Candles: A lit candle in a creatively carved pumpkin is one of the hallmarks of Halloween. Unfortunately, they’re also a hazard. They can be knocked over by children or pets and start a fire. That fire could be a costumed child, which makes it even worse.
Costumes: It’s very important to make sure a child’s costume is safe. Can the child see clearly? Is it likely to cause the child to trip? Is it flammable? These are all things to consider when making or buying a Halloween costume.
Candy: This is more for the pets than the kids. Chocolate and any sugar free candies are a major hazard. They can both kill cats and dogs, so make sure to keep the candy well out of the pet’s vicinity.
Bones: Turkeys are a common entre for this holiday, and set at the table it makes a beautiful decoration as well. However, the bones are not safe for pets. They are brittle and could splinter in the mouth or at any other point in the digestive tract. It is expensive to treat and could result in the death of a pet.
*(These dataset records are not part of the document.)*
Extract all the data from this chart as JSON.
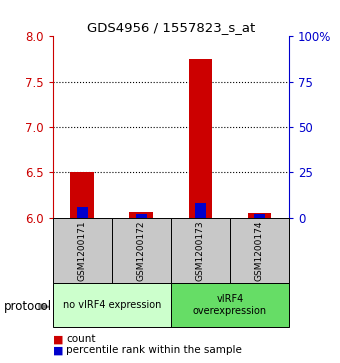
{
  "title": "GDS4956 / 1557823_s_at",
  "samples": [
    "GSM1200171",
    "GSM1200172",
    "GSM1200173",
    "GSM1200174"
  ],
  "red_values": [
    6.5,
    6.06,
    7.75,
    6.05
  ],
  "blue_values_pct": [
    6,
    2,
    8,
    2
  ],
  "ylim_left": [
    6,
    8
  ],
  "ylim_right": [
    0,
    100
  ],
  "yticks_left": [
    6,
    6.5,
    7,
    7.5,
    8
  ],
  "yticks_right": [
    0,
    25,
    50,
    75,
    100
  ],
  "ytick_labels_right": [
    "0",
    "25",
    "50",
    "75",
    "100%"
  ],
  "red_color": "#cc0000",
  "blue_color": "#0000cc",
  "bar_width": 0.4,
  "blue_bar_width": 0.18,
  "groups": [
    {
      "label": "no vIRF4 expression",
      "samples": [
        0,
        1
      ],
      "color": "#ccffcc"
    },
    {
      "label": "vIRF4\noverexpression",
      "samples": [
        2,
        3
      ],
      "color": "#66dd66"
    }
  ],
  "protocol_label": "protocol",
  "legend_items": [
    {
      "color": "#cc0000",
      "label": "count"
    },
    {
      "color": "#0000cc",
      "label": "percentile rank within the sample"
    }
  ],
  "background_color": "#ffffff",
  "axis_box_color": "#cccccc",
  "sample_box_color": "#c8c8c8"
}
Leaves: Fall leaves are gorgeous decorations, but care needs to be taken if you are using the real thing rather than a good replica. Some leaves can make pets sick, and they aren’t exactly good for children if ingested. Walnut leaves and the leaves of most stone fruits are on the “avoid” list.
Mistletoe: This parasitic plant is one of the main decorations for Christmas. It’s also dangerous to anyone who ingests it. Herbalists of old have used this to lower blood pressure. That will happen to anyone who ingests it, whether they have high blood pressure or not. It can also cause some severe stomach pain.
Pine: There are many people who are allergic to pine and don’t know it. They don’t make the connection between the tree and always being sick at Christmas. I didn’t make the connection until I went into respiratory distress. We don’t use pine…
Holly: The biggest problem with holly leaves are the spines. They have been known to scratch or perforate the digestive tract. As for the berries, there are known adverse affects for pregnant and nursing women. How the rest of us would react isn’t clearly known, but there are indications they could cause some serious stomach problems.
Tinsel: Our cat almost died from eating tinsel. He loves the sound of it when he chews it and he will go after any he can find. I seriously doubt he’s the only cat who does this.
It’s not so much the decorations at New Year’s, it’s what we do. Giving a small child a 2000 degree stick to play with isn’t really a good idea, even if we did use them as children.
We also love noise at the stroke of midnight. Fireworks go off and can actually start fires. It happened to a neighbor a few years ago, though admittedly the guy who did it was shooting roman candles sideways from his roof. At a guess, he’d had a little too much bubbly at that point (another hazard).
The worst are those who insist on shooting guns into the air. What goes up must come down, usually at the same velocity. People are killed by this every year. Please do not do this.
Lastly, there is often a lot of alcohol consumed on New Year’s Eve and New Year’s Day. If you’re going to drink, please don’t drive. Select a designated driver or stay home so you don’t become part of a tragic statistic.
Holidays are fun, but we ought to be responsible during them. Spending time making sure the decorations we use are safe or in a safe location is important. It usually doesn’t take much longer to find a workable solution to all of these dangerous decorations.